After over two weeks of not working on the house, I finally got back to work yesterday. And apparently, DIY skills are like muscles in that if you don’t use them, they begin to atrophy. If someone who didn’t know me and wasn’t aware of my blog had been watching me paint trim yesterday, she would have thought that I was a complete DIY novice. I was slinging and dripping paint everywhere. I started to get back into the groove of things after a couple of hours…thank goodness. But it was rough going there at the beginning.
Anyway, after getting all of the wainscoting and door trim painted on the left side of the room, I finally got to the part I have been anxiously awaiting for quite some time now — the black paint on the upper wall. I only got one coat on, so the color isn’t quite as saturated as it will be when I get a second coat on. But at least we can get a preview of what the finished walls will look like…
I think I’m really going to love it when it’s finished. And since there’s already so much going on in the room, I’ve decided to just keep the walls solid black rather than doing a stenciled design.
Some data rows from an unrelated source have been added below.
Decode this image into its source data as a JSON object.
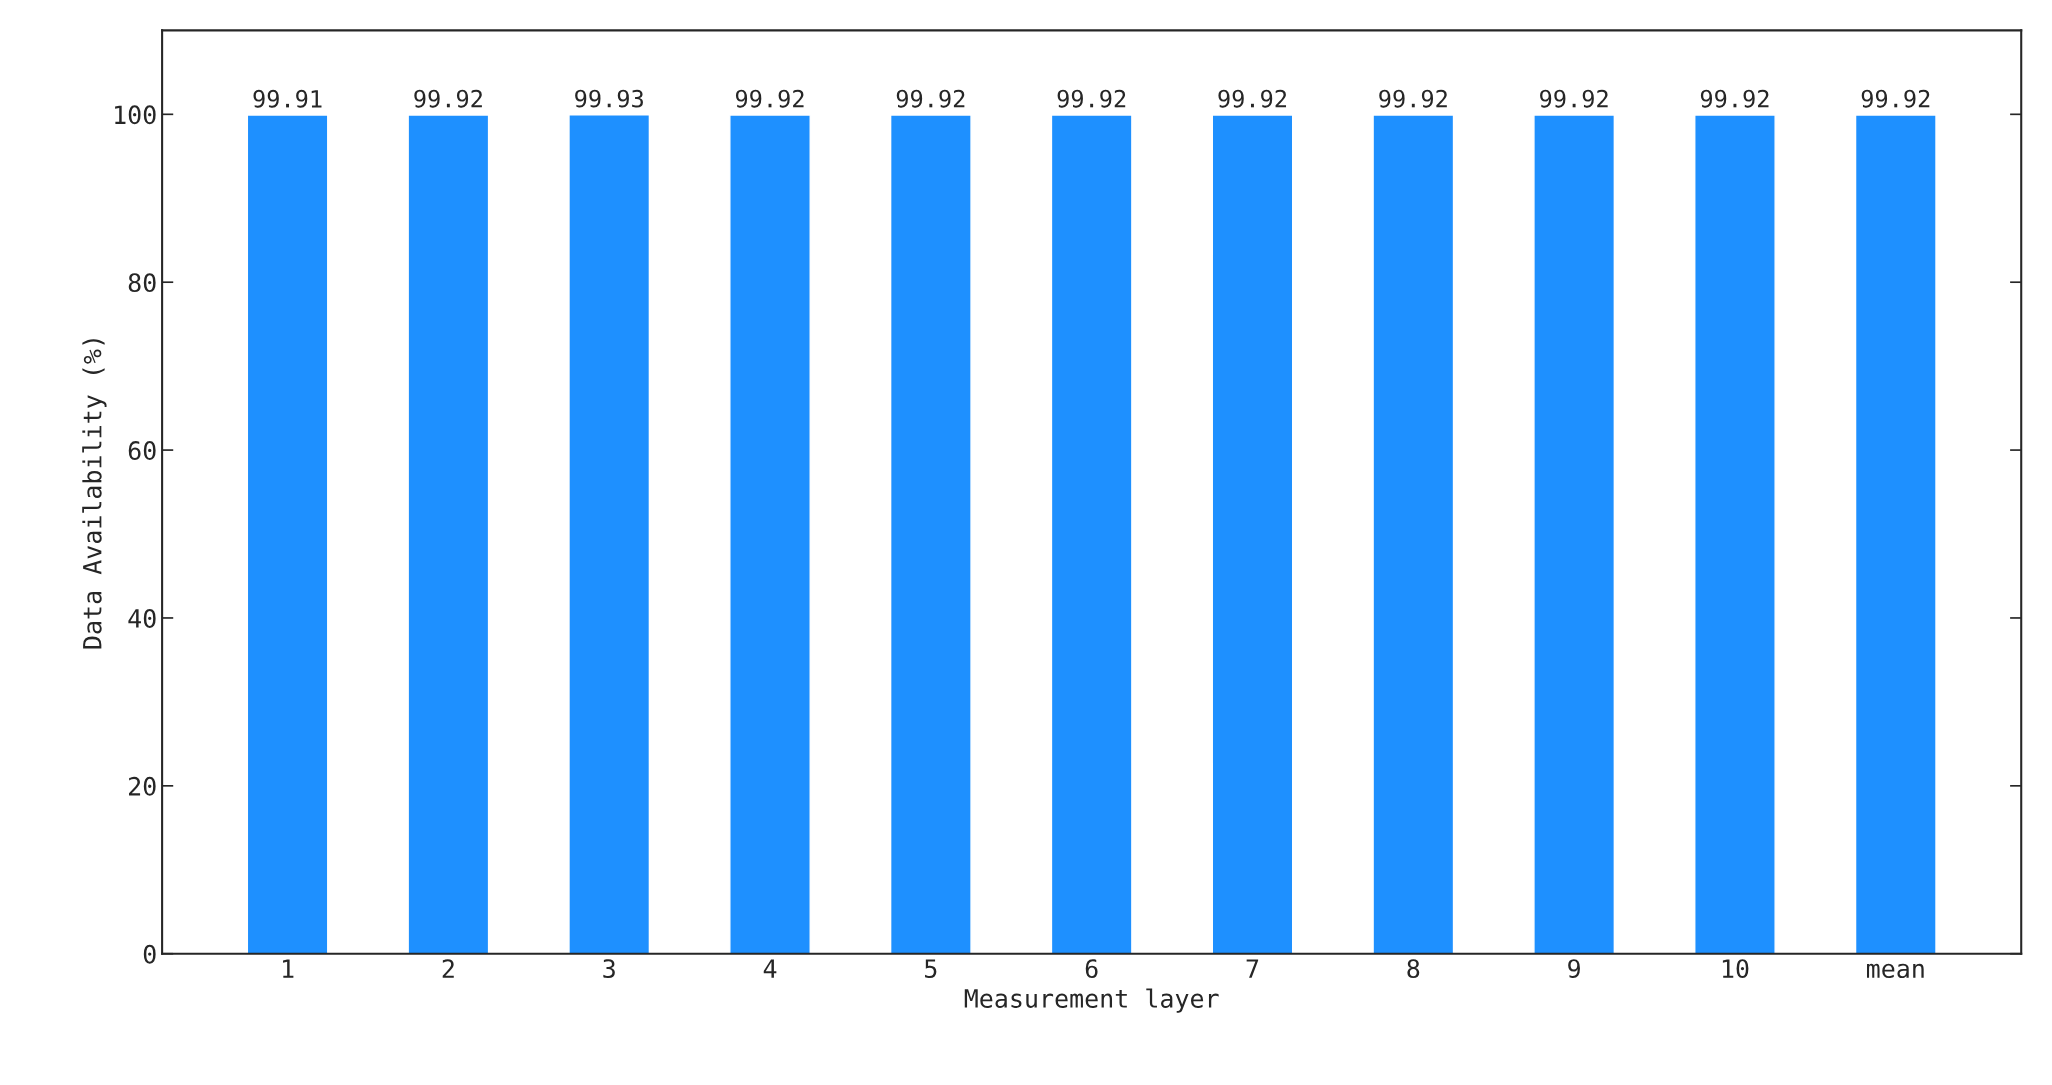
{
  "chart_data": {
    "type": "bar",
    "xlabel": "Measurement layer",
    "ylabel": "Data Availability (%)",
    "categories": [
      "1",
      "2",
      "3",
      "4",
      "5",
      "6",
      "7",
      "8",
      "9",
      "10",
      "mean"
    ],
    "values": [
      99.91,
      99.92,
      99.93,
      99.92,
      99.92,
      99.92,
      99.92,
      99.92,
      99.92,
      99.92,
      99.92
    ],
    "color": "#1e90ff",
    "ylim": [
      0,
      110
    ],
    "yticks": [
      0,
      20,
      40,
      60,
      80,
      100
    ],
    "data_labels": true,
    "grid": false,
    "legend": false
  }
}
However, I do reserve the right to change my mind in the future 🙂 , especially after these rooms are more finished and I can get an idea of how they’ll look all decorated and accessorized.
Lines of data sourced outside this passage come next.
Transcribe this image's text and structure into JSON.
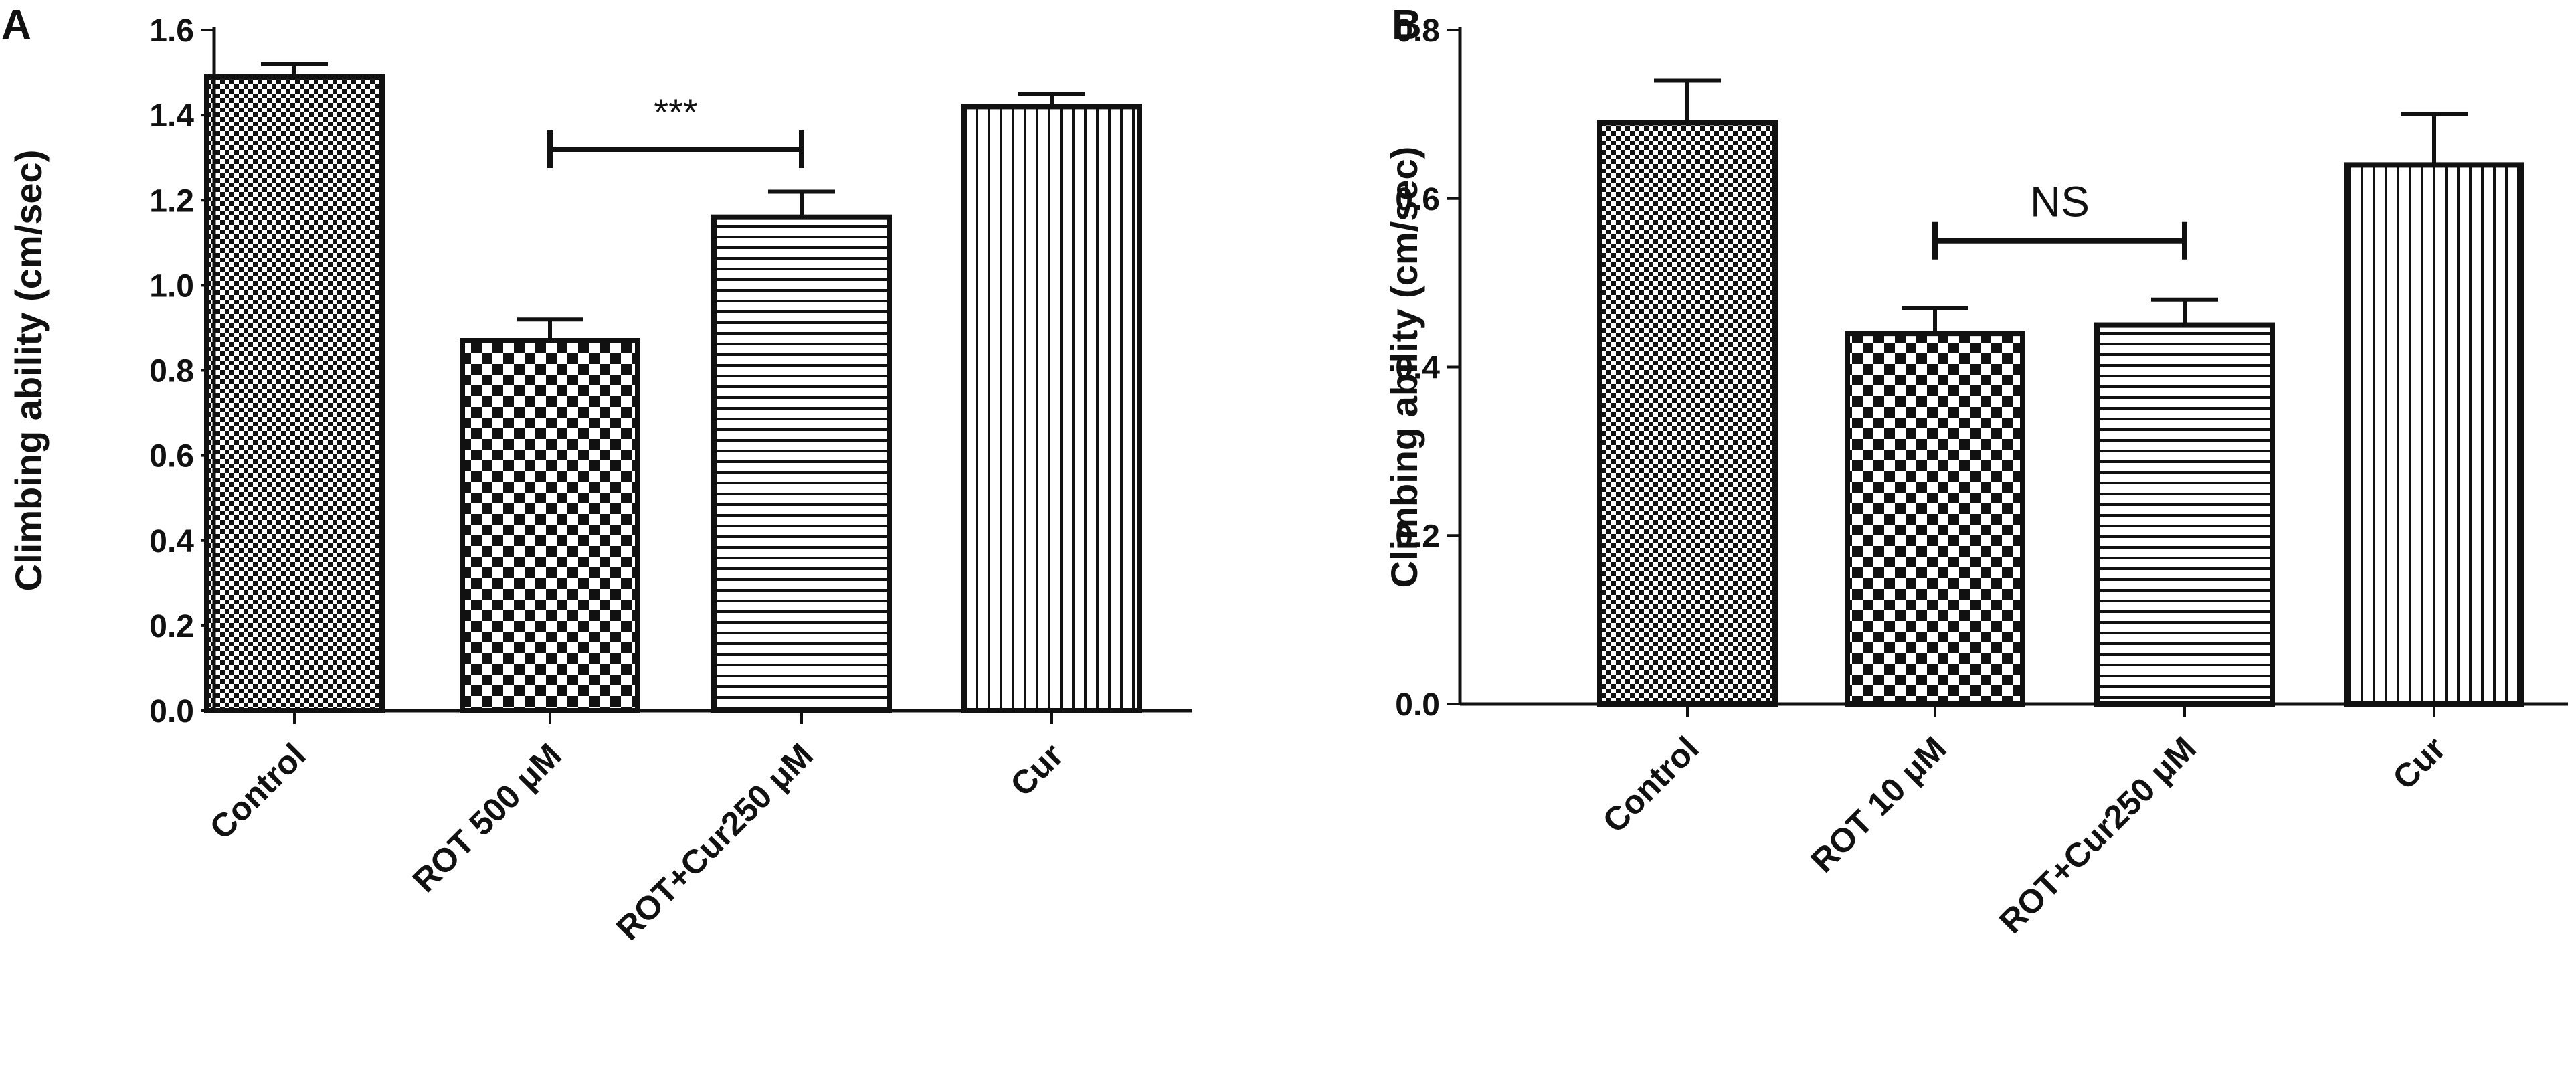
{
  "chart_data": [
    {
      "panel": "A",
      "type": "bar",
      "ylabel": "Climbing ability (cm/sec)",
      "ylim": [
        0,
        1.6
      ],
      "yticks": [
        "0.0",
        "0.2",
        "0.4",
        "0.6",
        "0.8",
        "1.0",
        "1.2",
        "1.4",
        "1.6"
      ],
      "categories": [
        "Control",
        "ROT 500 μM",
        "ROT+Cur250 μM",
        "Cur"
      ],
      "values": [
        1.49,
        0.87,
        1.16,
        1.42
      ],
      "errors": [
        0.03,
        0.05,
        0.06,
        0.03
      ],
      "patterns": [
        "fine-check",
        "coarse-check",
        "horizontal-stripes",
        "vertical-stripes"
      ],
      "significance": {
        "from": 1,
        "to": 2,
        "label": "***",
        "y": 1.32
      }
    },
    {
      "panel": "B",
      "type": "bar",
      "ylabel": "Climbing ability (cm/sec)",
      "ylim": [
        0,
        0.8
      ],
      "yticks": [
        "0.0",
        "0.2",
        "0.4",
        "0.6",
        "0.8"
      ],
      "categories": [
        "Control",
        "ROT 10 μM",
        "ROT+Cur250 μM",
        "Cur"
      ],
      "values": [
        0.69,
        0.44,
        0.45,
        0.64
      ],
      "errors": [
        0.05,
        0.03,
        0.03,
        0.06
      ],
      "patterns": [
        "fine-check",
        "coarse-check",
        "horizontal-stripes",
        "vertical-stripes"
      ],
      "significance": {
        "from": 1,
        "to": 2,
        "label": "NS",
        "y": 0.55
      }
    }
  ]
}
Painting the black walls against the bright white trim was a lot harder than I thought it would be. As a general rule, I have a very steady hand and can do all of the cutting in with a brush quite easily. But the high contrast of the black against the white was incredibly unforgiving. Every slight little wave in the painted edge seemed to be magnified since the contrast was so high.
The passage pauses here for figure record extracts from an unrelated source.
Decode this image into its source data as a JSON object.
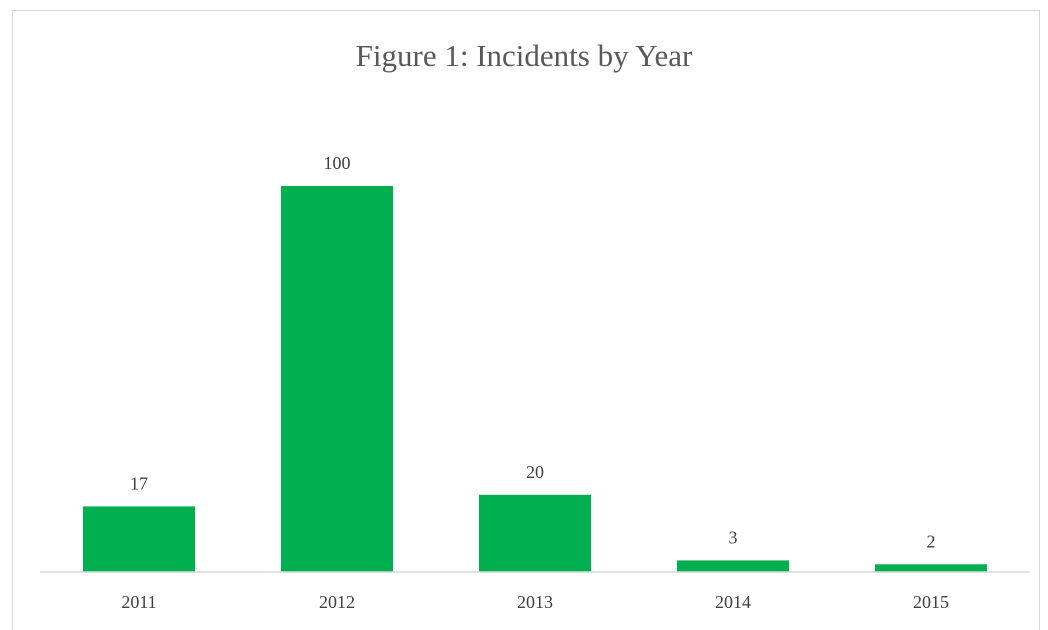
{
  "chart_data": {
    "type": "bar",
    "title": "Figure 1: Incidents by Year",
    "xlabel": "",
    "ylabel": "",
    "categories": [
      "2011",
      "2012",
      "2013",
      "2014",
      "2015"
    ],
    "values": [
      17,
      100,
      20,
      3,
      2
    ],
    "ylim": [
      0,
      100
    ],
    "grid": false,
    "legend": "none",
    "bar_color": "#00b050",
    "data_labels": true
  }
}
I finally gave up on trying to paint a straight line against the bottom of the crown moulding, and instead I used a trick that I learned many years ago. Instead of painting the black up against the wall just under the crown moulding, I decided to go ahead and paint the very bottom edge (the part that’s about 3/16-inch wide) of the crown moulding. You can see what I’m talking about in this picture. This is the area of wall between the top of the door casing and the crown moulding. On the left side, I painted the bottom lip of the crown moulding. On the right, I tried painting just under the crown moulding with a steady hand.
See how much cleaner the left side looks? And the right side looks kind of sloppy and wavy.
This method is super easy and goes so fast because a steady hand isn’t needed at all. You just paint that bottom lip on the crown moulding, and then use a wet rag wrapped around your finger to wipe off any wall paint that gets above the bottom lip of the crown moulding.
Unfortunately, I don’t have any tricks for painting alongside other types of moulding, like door casings. I did an awful job on that and ended up with a wavy line. If I were using a light neutral wall color, it wouldn’t be so noticeable. But like I said, there’s nothing at all forgiving about a black and white combo. I’ll have to do more work on this, because this will drive me crazy having to look at that every day.
I managed to do a much better job above the chair rail.
So that’s my progress so far on the walls.
I can’t wait to get this finished and show you the view from the kitchen. I think it’s so pretty, and really complements my kitchen beautifully.